Les éditeurs imaginent aussi des produits dérivés. Et dégotent parfois la tendance de l’année, qui sera médiatisée. Exemple, avec Hachette, qui impose en 2009, La Boîte à bonheur, un coffret qui inclut «un ouvrage de coaching, un carnet de citations, et un magnet pour avoir des bons mots qui vous reboostent apposés sur le réfrigérateur», résume Anne Le Meur, responsable éditoriale du pôle Référence Hachette.
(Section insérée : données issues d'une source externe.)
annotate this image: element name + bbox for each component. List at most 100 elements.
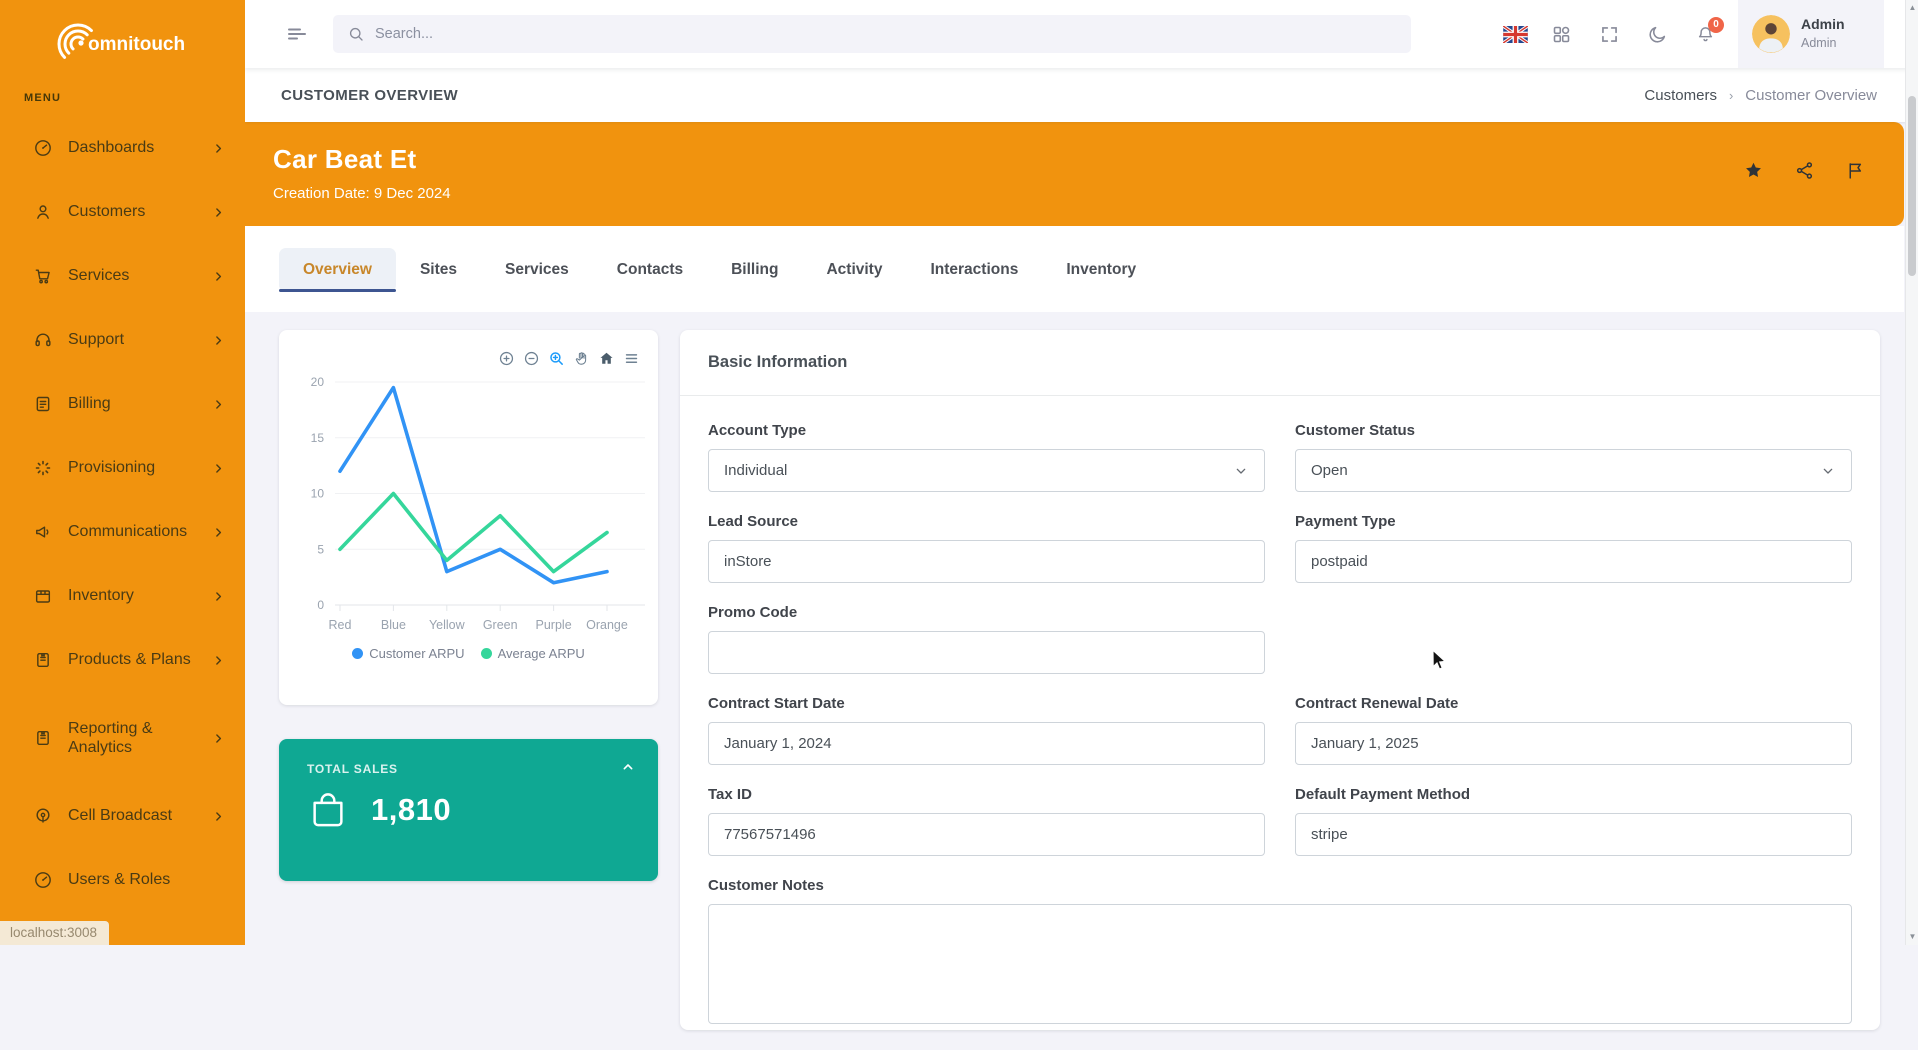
search-box bbox=[333, 15, 1411, 53]
logo-text: omnitouch bbox=[88, 34, 185, 55]
zoom-out-icon[interactable] bbox=[523, 350, 540, 367]
pan-icon[interactable] bbox=[573, 350, 590, 367]
zoom-in-icon[interactable] bbox=[498, 350, 515, 367]
legend-label: Customer ARPU bbox=[369, 646, 464, 661]
customer-status-select[interactable]: Open bbox=[1295, 449, 1852, 492]
customer-creation-date: Creation Date: 9 Dec 2024 bbox=[273, 185, 451, 202]
chevron-up-icon[interactable] bbox=[620, 759, 636, 775]
user-icon bbox=[33, 202, 53, 222]
menu-icon[interactable] bbox=[623, 350, 640, 367]
tax-id-input[interactable] bbox=[708, 813, 1265, 856]
language-flag-icon[interactable] bbox=[1503, 24, 1524, 45]
sidebar-item-users-roles[interactable]: Users & Roles bbox=[0, 848, 245, 912]
tax-id-field: Tax ID bbox=[708, 786, 1265, 856]
scrollbar-up-arrow[interactable]: ▲ bbox=[1906, 1, 1918, 15]
menu-section-label: MENU bbox=[24, 92, 245, 104]
tab-interactions[interactable]: Interactions bbox=[906, 248, 1042, 292]
field-label: Contract Start Date bbox=[708, 695, 1265, 712]
scrollbar-thumb[interactable] bbox=[1908, 96, 1916, 276]
lead-source-input[interactable] bbox=[708, 540, 1265, 583]
customer-notes-textarea[interactable] bbox=[708, 904, 1852, 1024]
hamburger-menu-icon[interactable] bbox=[285, 22, 309, 46]
tab-contacts[interactable]: Contacts bbox=[593, 248, 707, 292]
sidebar-item-support[interactable]: Support bbox=[0, 308, 245, 372]
notification-count-badge: 0 bbox=[1708, 17, 1724, 33]
tab-activity[interactable]: Activity bbox=[802, 248, 906, 292]
breadcrumb: Customers › Customer Overview bbox=[1644, 87, 1877, 104]
sidebar-item-inventory[interactable]: Inventory bbox=[0, 564, 245, 628]
sidebar-item-customers[interactable]: Customers bbox=[0, 180, 245, 244]
field-label: Default Payment Method bbox=[1295, 786, 1852, 803]
total-sales-value: 1,810 bbox=[371, 792, 451, 828]
sidebar-item-label: Provisioning bbox=[68, 458, 212, 477]
chart-toolbar bbox=[498, 350, 640, 367]
contract-renewal-date-field: Contract Renewal Date bbox=[1295, 695, 1852, 765]
sidebar-item-cell-broadcast[interactable]: Cell Broadcast bbox=[0, 784, 245, 848]
account-type-select[interactable]: Individual bbox=[708, 449, 1265, 492]
cart-icon bbox=[33, 266, 53, 286]
tab-services[interactable]: Services bbox=[481, 248, 593, 292]
selection-zoom-icon[interactable] bbox=[548, 350, 565, 367]
flag-icon[interactable] bbox=[1845, 160, 1866, 181]
field-label: Contract Renewal Date bbox=[1295, 695, 1852, 712]
user-menu[interactable]: Admin Admin bbox=[1738, 0, 1884, 68]
payment-type-input[interactable] bbox=[1295, 540, 1852, 583]
field-label: Promo Code bbox=[708, 604, 1265, 621]
svg-text:0: 0 bbox=[317, 598, 324, 612]
sidebar-item-products-plans[interactable]: Products & Plans bbox=[0, 628, 245, 692]
fullscreen-icon[interactable] bbox=[1599, 24, 1620, 45]
legend-customer-arpu[interactable]: Customer ARPU bbox=[352, 646, 464, 661]
scrollbar-down-arrow[interactable]: ▼ bbox=[1906, 930, 1918, 944]
contract-renewal-date-input[interactable] bbox=[1295, 722, 1852, 765]
favorite-star-icon[interactable] bbox=[1743, 160, 1764, 181]
headset-icon bbox=[33, 330, 53, 350]
sidebar-item-services[interactable]: Services bbox=[0, 244, 245, 308]
megaphone-icon bbox=[33, 522, 53, 542]
avatar bbox=[1752, 15, 1790, 53]
chevron-right-icon bbox=[212, 142, 225, 155]
user-role: Admin bbox=[1801, 36, 1845, 52]
default-payment-method-input[interactable] bbox=[1295, 813, 1852, 856]
sidebar-item-dashboards[interactable]: Dashboards bbox=[0, 116, 245, 180]
home-icon[interactable] bbox=[598, 350, 615, 367]
legend-average-arpu[interactable]: Average ARPU bbox=[481, 646, 585, 661]
promo-code-input[interactable] bbox=[708, 631, 1265, 674]
svg-text:15: 15 bbox=[311, 431, 325, 445]
search-input[interactable] bbox=[375, 26, 1397, 42]
sidebar-item-provisioning[interactable]: Provisioning bbox=[0, 436, 245, 500]
apps-grid-icon[interactable] bbox=[1551, 24, 1572, 45]
badge-icon bbox=[33, 728, 53, 748]
svg-text:Blue: Blue bbox=[381, 618, 406, 632]
breadcrumb-customers[interactable]: Customers bbox=[1644, 87, 1717, 104]
tab-overview[interactable]: Overview bbox=[279, 248, 396, 292]
chevron-right-icon bbox=[212, 398, 225, 411]
speedometer-icon bbox=[33, 138, 53, 158]
form-spacer bbox=[1295, 604, 1852, 674]
account-type-field: Account TypeIndividual bbox=[708, 422, 1265, 492]
sidebar-item-communications[interactable]: Communications bbox=[0, 500, 245, 564]
svg-text:Red: Red bbox=[329, 618, 352, 632]
sidebar-item-label: Services bbox=[68, 266, 212, 285]
chevron-right-icon bbox=[212, 590, 225, 603]
sidebar-item-label: Communications bbox=[68, 522, 212, 541]
dark-mode-moon-icon[interactable] bbox=[1647, 24, 1668, 45]
contract-start-date-input[interactable] bbox=[708, 722, 1265, 765]
customer-name: Car Beat Et bbox=[273, 144, 416, 175]
share-icon[interactable] bbox=[1794, 160, 1815, 181]
notifications-bell-icon[interactable]: 0 bbox=[1695, 24, 1716, 45]
default-payment-method-field: Default Payment Method bbox=[1295, 786, 1852, 856]
breadcrumb-separator: › bbox=[1729, 88, 1733, 103]
sidebar-item-label: Inventory bbox=[68, 586, 212, 605]
tab-inventory[interactable]: Inventory bbox=[1042, 248, 1160, 292]
sidebar-item-billing[interactable]: Billing bbox=[0, 372, 245, 436]
svg-text:Orange: Orange bbox=[586, 618, 628, 632]
sidebar-item-reporting-analytics[interactable]: Reporting & Analytics bbox=[0, 692, 245, 784]
tab-sites[interactable]: Sites bbox=[396, 248, 481, 292]
field-label: Tax ID bbox=[708, 786, 1265, 803]
basic-information-card: Basic Information Account TypeIndividual… bbox=[680, 330, 1880, 1030]
tab-billing[interactable]: Billing bbox=[707, 248, 802, 292]
chevron-down-icon bbox=[1233, 463, 1249, 479]
arpu-chart-card: 05101520RedBlueYellowGreenPurpleOrange C… bbox=[279, 330, 658, 705]
app-logo[interactable]: omnitouch bbox=[52, 10, 202, 67]
chart-legend: Customer ARPU Average ARPU bbox=[279, 646, 658, 661]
Depuis 2012, le groupe d’édition a misé sur des livres de coloriages... pour adultes. Soit l’«art thérapie»: depuis sa sortie en juin 2012, son ouvrage Art-thérapie: 100 coloriages anti-stress s’est écoulé à 2,6 millions d’exemplaires. «Cela permet de conjuguer une activité favorisant la concentration, une dimension esthétique, et la prise de confiance en soi», explique Anne Le Meur. Résultat: «On est passés de 3 à 42 éditeurs, avec 120 titres en art thérapie.» Le bonheur, c'est simple comme un dessin.